In this embodiment, the inner circumferential surface 2 of each portion of the cylinder 2 is
Suction nozzles 3a to 3e for 10a to 210e
Generally, in this type of drying cylinder, the ear portion of the cylinder becomes overheated, so there is no need to provide a suction nozzle on the inner peripheral surface of the portion corresponding to the ear portion. This is because the thickness of the condensate film layer formed on the inner peripheral surface of the part must be thicker than the thickness of the condensate film layer formed on the inner peripheral surface of the central part to suppress the amount of heat supplied. Therefore, there is no need to suck up the condensate using a suction nozzle, and the thickness of the condensate film layer can be adjusted by changing the height of the annular weir in stages.

In the embodiments described above, the annular weir is provided with one or two stages of discharge parts, but it is also possible to provide three or more stages.

The suction nozzle used in the drying cylinder with variable axial heating degree according to the present invention may be a so-called rotary siphon type in which the suction nozzle rotates together with the cylinder, or a suction nozzle that is fixed and does not rotate together with the cylinder. It may be of the so-called fixed siphon type.

〔effect〕

According to the drying cylinder with variable axial heating degree of the present invention,
During the operation of the drying tube, the thickness of the condensate film layer collected inside can be adjusted in various ways in the axial direction of the drying tube. It is possible to quickly respond to and overcome various factors that impede uniform heating drying across the width of the papermaking material, such as fluctuations in the moisture profile of the papermaking material. Uniformly heated and dried.
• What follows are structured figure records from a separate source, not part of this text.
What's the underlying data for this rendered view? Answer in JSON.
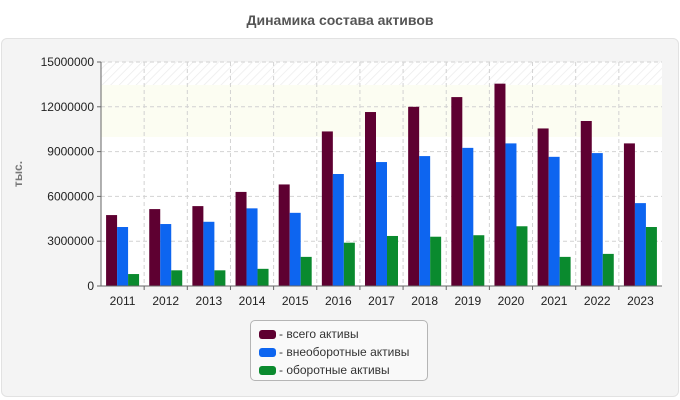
{
  "chart_data": {
    "type": "bar",
    "title": "Динамика состава активов",
    "ylabel": "тыс.",
    "xlabel": "",
    "categories": [
      "2011",
      "2012",
      "2013",
      "2014",
      "2015",
      "2016",
      "2017",
      "2018",
      "2019",
      "2020",
      "2021",
      "2022",
      "2023"
    ],
    "ylim": [
      0,
      15000000
    ],
    "yticks": [
      0,
      3000000,
      6000000,
      9000000,
      12000000,
      15000000
    ],
    "ytick_labels": [
      "0",
      "3000000",
      "6000000",
      "9000000",
      "12000000",
      "15000000"
    ],
    "grid": true,
    "legend_position": "bottom",
    "series": [
      {
        "name": "- всего активы",
        "color": "#5e0031",
        "values": [
          4750000,
          5150000,
          5350000,
          6300000,
          6800000,
          10350000,
          11650000,
          12000000,
          12650000,
          13550000,
          10550000,
          11050000,
          9550000
        ]
      },
      {
        "name": "- внеоборотные активы",
        "color": "#0d65f0",
        "values": [
          3950000,
          4150000,
          4300000,
          5200000,
          4900000,
          7500000,
          8300000,
          8700000,
          9250000,
          9550000,
          8650000,
          8900000,
          5550000
        ]
      },
      {
        "name": "- оборотные активы",
        "color": "#0a8a2e",
        "values": [
          800000,
          1050000,
          1050000,
          1150000,
          1950000,
          2900000,
          3350000,
          3300000,
          3400000,
          4000000,
          1950000,
          2150000,
          3950000
        ]
      }
    ]
  }
}
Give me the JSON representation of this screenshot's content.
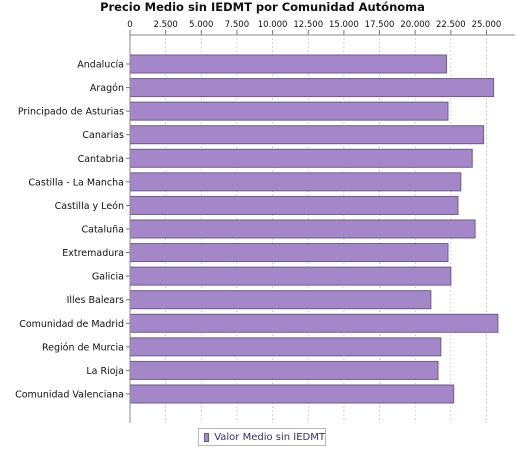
{
  "chart_data": {
    "type": "bar",
    "orientation": "horizontal",
    "title": "Precio Medio sin IEDMT por Comunidad Autónoma",
    "x_ticks": [
      "0",
      "2.500",
      "5.000",
      "7.500",
      "10.000",
      "12.500",
      "15.000",
      "17.500",
      "20.000",
      "22.500",
      "25.000"
    ],
    "xlim": [
      0,
      27000
    ],
    "x_axis_position": "top",
    "grid": "vertical dashed",
    "legend_position": "bottom",
    "categories": [
      "Andalucía",
      "Aragón",
      "Principado de Asturias",
      "Canarias",
      "Cantabria",
      "Castilla - La Mancha",
      "Castilla y León",
      "Cataluña",
      "Extremadura",
      "Galicia",
      "Illes Balears",
      "Comunidad de Madrid",
      "Región de Murcia",
      "La Rioja",
      "Comunidad Valenciana"
    ],
    "series": [
      {
        "name": "Valor Medio sin IEDMT",
        "color": "#a487c8",
        "values": [
          22200,
          25500,
          22300,
          24800,
          24000,
          23200,
          23000,
          24200,
          22300,
          22500,
          21100,
          25800,
          21800,
          21600,
          22700
        ]
      }
    ]
  }
}
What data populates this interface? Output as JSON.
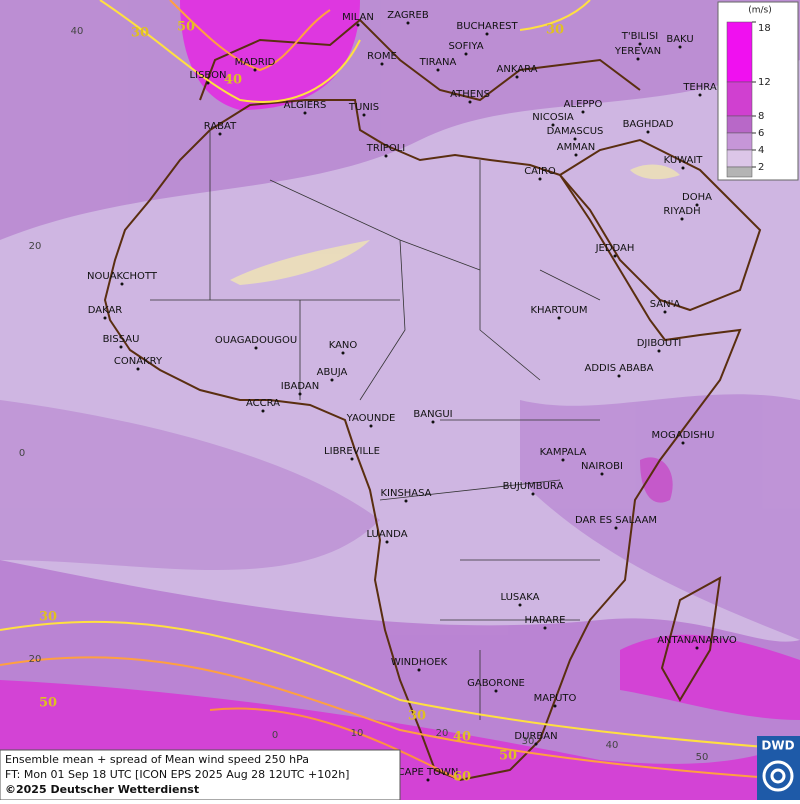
{
  "footer": {
    "line1": "Ensemble mean + spread of Mean wind speed 250 hPa",
    "line2": "FT: Mon 01 Sep 18 UTC [ICON EPS 2025 Aug 28 12UTC +102h]",
    "copyright": "©2025 Deutscher Wetterdienst"
  },
  "logo": "DWD",
  "legend": {
    "unit": "(m/s)",
    "ticks": [
      18,
      12,
      8,
      6,
      4,
      2
    ],
    "colors": [
      "#f010f0",
      "#d040d0",
      "#b868c8",
      "#c696d8",
      "#dcc6e8",
      "#b4b4b4"
    ]
  },
  "cities": [
    "MILAN",
    "ZAGREB",
    "BUCHAREST",
    "T'BILISI",
    "BAKU",
    "SOFIYA",
    "YEREVAN",
    "ROME",
    "TIRANA",
    "ANKARA",
    "MADRID",
    "LISBON",
    "TEHRA",
    "ATHENS",
    "ALGIERS",
    "TUNIS",
    "ALEPPO",
    "NICOSIA",
    "BAGHDAD",
    "RABAT",
    "DAMASCUS",
    "AMMAN",
    "TRIPOLI",
    "KUWAIT",
    "CAIRO",
    "DOHA",
    "RIYADH",
    "JEDDAH",
    "NOUAKCHOTT",
    "SAN'A",
    "KHARTOUM",
    "DAKAR",
    "BISSAU",
    "OUAGADOUGOU",
    "KANO",
    "DJIBOUTI",
    "CONAKRY",
    "ABUJA",
    "ADDIS ABABA",
    "IBADAN",
    "ACCRA",
    "YAOUNDE",
    "BANGUI",
    "MOGADISHU",
    "LIBREVILLE",
    "KAMPALA",
    "NAIROBI",
    "KINSHASA",
    "BUJUMBURA",
    "DAR ES SALAAM",
    "LUANDA",
    "LUSAKA",
    "HARARE",
    "ANTANANARIVO",
    "WINDHOEK",
    "GABORONE",
    "MAPUTO",
    "DURBAN",
    "CAPE TOWN"
  ],
  "contour_labels": [
    30,
    50,
    30,
    40,
    30,
    50,
    30,
    40,
    50,
    60
  ],
  "lat_labels": [
    40,
    20,
    0,
    20
  ],
  "lon_labels": [
    0,
    10,
    20,
    30,
    40,
    50
  ]
}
[Brief explanation of drawings]

FIG. 1a is a side sectional view of a drying tube with an axial heating degree adjusting device according to the present invention. Figure 1b shows the first
It is a sectional view taken along the line A--I in Figure a. Figure 1c
is a sectional view taken along the Ro-Ro line in FIG. 1b. [Explanation of symbols], 2...Cylinder, 20...Outer peripheral surface,
21...Inner circumferential surface, 210a to 210e...Partial inner circumferential surface, 22a to 22d...Annular weir, 24, 24'
... End plate, 27 ... Inner cavity, 28 ... Introduction channel, 3
... Outlet pipe, 3a to 3e ... Suction nozzle, 30a
~30e... Suction port, p... Paper making material, S... Heated steam, d... Condensate.

Claims (1)

[Scope of Claims] 1. A horizontally arranged cylinder having a smooth heat dissipating outer circumferential surface in which a belt-shaped transitional wet paper material is engaged and dried by heating, and is rotatably supported at both left and right ends provided with an end plate. , having an introduction path for heated steam formed in the cylinder so as to communicate with the inner space of the cylinder, and a suction port opening close to the inner circumferential surface of the cylinder, for sucking the condensate of the heated steam. a suction nozzle for collecting liquid, and a suction amount adjustment part that changes the amount of condensate sucked by the suction nozzle by operating from the outside of the cylinder,
In a drying cylinder comprising an outlet pipe communicating with the suction nozzle and communicating with the outside of the cylinder, an annular weir that partitions the inner circumferential surface of the cylinder into a plurality of parts along the rotational axis direction is installed in the cylinder. a valve provided along the circumferential direction on the inner circumferential surface, forming a discharge port communicating both sides of the annular weir at an appropriate position of the annular weir, and opening and closing the discharge port by moving along the annular weir; a valve body moving means for moving the valve body is disposed near the annular weir, the suction nozzle is disposed in one or more of the parts partitioned by the annular weir, and the valve body is moved. A drying cylinder with an axial heating degree adjusting device, characterized in that the means is operated from outside the cylinder.